Five years after the bubble burst, the Internet is still changing the way we get information. Whether it's "the sky is falling" stories like this, or more thoughtful stories,  we are getting our information from new places and in new ways.

This story asks the question, are web logs to replace trade magazines? We have some great trade mags in our industry, but new media (and some not so new) provide real value too. An anonymous site like HIStalk or the BIOMEDTALK listserv, managed by Mike Kauffman, provides unvarnished frequently updated information without the corporate-speak. In almost 2 years, HIStalk has had over 80,000 visitors, and BIOMEDTALK is up to 2506 members in 33 countries. Sites like these (and I hope this one) are an up and coming means of communications.

This unfiltered means of communications is hard for vendors who face FDA oversight and where every written word on a company website is considered "labeling," and thus regulated. Companies in other industries are starting their own web log sites. Scobleizer is a weblog by Robert Scoble, Technical Evangelist, at Microsoft -- he's paid to blog, and evangelize of course.

Vendors, don't forget to think about this site, and others like it, when you want to start some buzz or scoop the competition. And you end-user visitors, keep giving us the straight story from the real world. Comments can be left under every post on a web log, so share your experience or opinion! Contact info, including my phone, are on the Contact page -- drop me a line.
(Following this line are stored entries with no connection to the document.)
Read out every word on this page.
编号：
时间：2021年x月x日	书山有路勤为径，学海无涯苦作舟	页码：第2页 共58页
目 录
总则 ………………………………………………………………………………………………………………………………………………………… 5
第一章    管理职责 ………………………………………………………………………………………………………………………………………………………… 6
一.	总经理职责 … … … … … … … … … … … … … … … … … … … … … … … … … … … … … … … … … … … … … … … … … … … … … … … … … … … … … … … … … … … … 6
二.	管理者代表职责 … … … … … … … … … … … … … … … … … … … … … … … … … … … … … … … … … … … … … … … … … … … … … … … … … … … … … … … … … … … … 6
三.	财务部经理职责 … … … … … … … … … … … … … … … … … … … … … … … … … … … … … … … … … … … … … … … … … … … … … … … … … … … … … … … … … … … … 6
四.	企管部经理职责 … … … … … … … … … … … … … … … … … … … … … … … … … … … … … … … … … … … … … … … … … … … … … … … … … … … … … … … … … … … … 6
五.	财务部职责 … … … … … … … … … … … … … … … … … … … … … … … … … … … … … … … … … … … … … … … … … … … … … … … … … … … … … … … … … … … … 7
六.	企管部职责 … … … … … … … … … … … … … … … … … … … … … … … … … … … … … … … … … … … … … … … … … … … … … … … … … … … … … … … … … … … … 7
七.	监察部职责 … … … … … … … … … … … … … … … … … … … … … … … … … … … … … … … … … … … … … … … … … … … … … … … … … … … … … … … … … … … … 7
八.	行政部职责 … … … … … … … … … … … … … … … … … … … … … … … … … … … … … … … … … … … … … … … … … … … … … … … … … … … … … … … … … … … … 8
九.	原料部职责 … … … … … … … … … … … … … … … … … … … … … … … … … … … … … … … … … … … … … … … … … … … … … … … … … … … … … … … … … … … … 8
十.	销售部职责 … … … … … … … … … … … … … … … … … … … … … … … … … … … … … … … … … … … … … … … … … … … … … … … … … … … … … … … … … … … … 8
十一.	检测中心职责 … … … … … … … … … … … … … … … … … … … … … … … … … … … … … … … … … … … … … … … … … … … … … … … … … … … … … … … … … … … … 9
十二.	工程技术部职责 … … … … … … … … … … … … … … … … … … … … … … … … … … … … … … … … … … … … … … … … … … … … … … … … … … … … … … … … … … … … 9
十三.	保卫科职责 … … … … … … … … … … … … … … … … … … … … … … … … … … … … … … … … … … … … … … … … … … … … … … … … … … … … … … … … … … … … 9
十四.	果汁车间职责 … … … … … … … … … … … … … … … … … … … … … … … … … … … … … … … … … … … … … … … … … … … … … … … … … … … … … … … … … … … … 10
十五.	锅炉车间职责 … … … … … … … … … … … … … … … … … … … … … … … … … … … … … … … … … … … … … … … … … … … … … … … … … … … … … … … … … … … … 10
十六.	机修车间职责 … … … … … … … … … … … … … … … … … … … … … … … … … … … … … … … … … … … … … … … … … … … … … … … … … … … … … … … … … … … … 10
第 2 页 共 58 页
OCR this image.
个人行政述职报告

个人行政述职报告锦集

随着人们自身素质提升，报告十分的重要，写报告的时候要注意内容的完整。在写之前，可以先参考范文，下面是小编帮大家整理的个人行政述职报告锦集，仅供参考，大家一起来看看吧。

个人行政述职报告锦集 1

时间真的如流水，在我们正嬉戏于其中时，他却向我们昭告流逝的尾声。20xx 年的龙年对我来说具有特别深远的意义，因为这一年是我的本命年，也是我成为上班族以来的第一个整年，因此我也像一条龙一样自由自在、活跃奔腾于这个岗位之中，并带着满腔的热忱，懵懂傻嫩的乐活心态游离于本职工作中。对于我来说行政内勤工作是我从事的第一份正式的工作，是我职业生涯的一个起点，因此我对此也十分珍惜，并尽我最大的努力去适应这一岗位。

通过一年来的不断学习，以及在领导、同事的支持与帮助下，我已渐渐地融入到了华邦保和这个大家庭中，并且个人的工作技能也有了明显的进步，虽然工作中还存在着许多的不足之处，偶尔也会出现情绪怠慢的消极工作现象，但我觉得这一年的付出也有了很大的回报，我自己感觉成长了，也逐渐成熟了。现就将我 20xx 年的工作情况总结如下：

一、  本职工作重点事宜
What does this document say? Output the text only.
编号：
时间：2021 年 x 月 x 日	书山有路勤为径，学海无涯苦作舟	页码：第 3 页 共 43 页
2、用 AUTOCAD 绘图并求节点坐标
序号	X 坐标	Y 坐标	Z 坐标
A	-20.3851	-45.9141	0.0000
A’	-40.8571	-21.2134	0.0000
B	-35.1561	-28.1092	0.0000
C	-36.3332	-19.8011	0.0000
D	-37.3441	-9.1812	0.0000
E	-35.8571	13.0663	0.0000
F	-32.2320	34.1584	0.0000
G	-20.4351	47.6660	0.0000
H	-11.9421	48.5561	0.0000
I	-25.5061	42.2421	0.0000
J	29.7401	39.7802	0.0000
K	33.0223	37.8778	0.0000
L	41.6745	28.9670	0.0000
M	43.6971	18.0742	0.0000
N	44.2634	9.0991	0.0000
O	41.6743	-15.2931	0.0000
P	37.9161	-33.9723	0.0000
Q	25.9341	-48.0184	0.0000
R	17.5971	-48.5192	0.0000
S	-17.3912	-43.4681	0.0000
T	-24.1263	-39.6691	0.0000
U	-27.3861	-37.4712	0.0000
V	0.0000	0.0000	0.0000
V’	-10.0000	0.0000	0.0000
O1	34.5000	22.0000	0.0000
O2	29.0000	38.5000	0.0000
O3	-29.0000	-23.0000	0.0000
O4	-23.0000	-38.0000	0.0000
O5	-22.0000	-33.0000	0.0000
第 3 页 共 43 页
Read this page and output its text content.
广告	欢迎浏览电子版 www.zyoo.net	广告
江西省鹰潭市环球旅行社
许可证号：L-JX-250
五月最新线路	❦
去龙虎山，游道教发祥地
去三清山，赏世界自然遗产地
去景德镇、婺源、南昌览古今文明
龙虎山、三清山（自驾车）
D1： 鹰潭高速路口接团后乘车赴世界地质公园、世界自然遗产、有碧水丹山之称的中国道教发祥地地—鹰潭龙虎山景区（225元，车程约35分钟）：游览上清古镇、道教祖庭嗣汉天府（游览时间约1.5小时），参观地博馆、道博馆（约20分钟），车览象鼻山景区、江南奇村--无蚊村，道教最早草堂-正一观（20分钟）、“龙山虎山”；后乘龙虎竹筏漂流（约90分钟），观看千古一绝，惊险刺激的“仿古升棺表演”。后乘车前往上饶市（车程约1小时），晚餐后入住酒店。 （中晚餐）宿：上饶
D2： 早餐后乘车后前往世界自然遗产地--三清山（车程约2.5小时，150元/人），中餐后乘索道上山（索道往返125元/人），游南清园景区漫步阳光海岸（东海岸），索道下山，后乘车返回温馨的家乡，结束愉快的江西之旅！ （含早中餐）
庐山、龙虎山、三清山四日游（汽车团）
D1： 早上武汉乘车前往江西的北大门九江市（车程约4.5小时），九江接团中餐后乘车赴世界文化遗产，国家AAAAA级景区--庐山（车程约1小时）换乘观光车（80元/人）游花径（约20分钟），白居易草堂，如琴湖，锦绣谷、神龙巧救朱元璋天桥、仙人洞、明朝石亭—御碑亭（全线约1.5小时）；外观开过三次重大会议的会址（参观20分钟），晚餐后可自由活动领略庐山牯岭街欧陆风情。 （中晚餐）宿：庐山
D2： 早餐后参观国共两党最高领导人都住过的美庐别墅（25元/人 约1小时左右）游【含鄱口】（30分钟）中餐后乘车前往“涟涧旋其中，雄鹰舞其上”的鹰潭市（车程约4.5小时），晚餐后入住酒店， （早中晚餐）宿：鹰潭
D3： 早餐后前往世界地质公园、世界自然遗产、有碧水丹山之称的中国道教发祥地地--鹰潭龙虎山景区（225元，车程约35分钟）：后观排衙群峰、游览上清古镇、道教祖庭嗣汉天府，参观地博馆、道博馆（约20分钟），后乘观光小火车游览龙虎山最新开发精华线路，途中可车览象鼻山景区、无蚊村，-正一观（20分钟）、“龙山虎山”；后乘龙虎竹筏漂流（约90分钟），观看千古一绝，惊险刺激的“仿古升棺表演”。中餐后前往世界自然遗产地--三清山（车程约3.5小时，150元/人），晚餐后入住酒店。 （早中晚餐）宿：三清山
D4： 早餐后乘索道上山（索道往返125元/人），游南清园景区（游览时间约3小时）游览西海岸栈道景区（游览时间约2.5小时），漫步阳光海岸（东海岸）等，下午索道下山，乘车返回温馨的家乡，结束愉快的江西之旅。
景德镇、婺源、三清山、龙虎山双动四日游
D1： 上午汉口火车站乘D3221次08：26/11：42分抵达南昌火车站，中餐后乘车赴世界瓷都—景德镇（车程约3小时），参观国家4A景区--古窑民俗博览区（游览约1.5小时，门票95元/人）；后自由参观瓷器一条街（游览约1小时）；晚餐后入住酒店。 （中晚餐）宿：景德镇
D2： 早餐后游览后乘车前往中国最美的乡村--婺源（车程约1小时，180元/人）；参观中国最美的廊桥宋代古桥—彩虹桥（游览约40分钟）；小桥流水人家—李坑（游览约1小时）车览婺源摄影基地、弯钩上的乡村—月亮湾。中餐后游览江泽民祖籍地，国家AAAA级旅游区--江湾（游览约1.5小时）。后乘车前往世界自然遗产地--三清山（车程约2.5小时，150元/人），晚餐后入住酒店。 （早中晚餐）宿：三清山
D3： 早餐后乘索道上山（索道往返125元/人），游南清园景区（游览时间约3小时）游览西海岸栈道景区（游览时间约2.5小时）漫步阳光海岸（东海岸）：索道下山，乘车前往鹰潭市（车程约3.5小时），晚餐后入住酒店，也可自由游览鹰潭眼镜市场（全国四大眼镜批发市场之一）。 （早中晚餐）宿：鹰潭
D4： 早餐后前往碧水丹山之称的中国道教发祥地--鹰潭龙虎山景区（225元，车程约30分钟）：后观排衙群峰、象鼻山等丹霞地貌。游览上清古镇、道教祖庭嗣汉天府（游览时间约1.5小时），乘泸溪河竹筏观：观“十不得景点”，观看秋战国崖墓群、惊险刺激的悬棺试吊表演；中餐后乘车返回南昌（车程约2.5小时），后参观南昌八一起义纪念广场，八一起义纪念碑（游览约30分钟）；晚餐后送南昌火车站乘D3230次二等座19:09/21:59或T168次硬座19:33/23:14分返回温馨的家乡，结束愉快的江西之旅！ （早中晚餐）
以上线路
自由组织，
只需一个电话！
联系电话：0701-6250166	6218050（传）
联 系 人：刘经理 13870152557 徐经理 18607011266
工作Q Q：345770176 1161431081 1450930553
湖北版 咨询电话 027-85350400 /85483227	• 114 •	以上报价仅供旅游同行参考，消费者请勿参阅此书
UPDATE: I picked up the current Business Week at the airport today. Cover story: Blogs will change your business.

UPDATE: Okay, this is just too much. Highpoint Regional Health System has started offering web logs for patients. Here's the story in the local paper, which may surprise you.

UPDATE: Here's another indication of change, a WSJ story on declining newspaper circulation. And here's another on weblogs by two of the greatest, Instapundit (who get's about 200,000 visits to his site per day) and Nick Denton (rumored to be the only guy making real money out of blogs).

UPDATE: The WSJ weighs in with a story on patient blogs, broadening the discussion beyond Highpoint's efforts -- summary at iHealth Beat (registration required).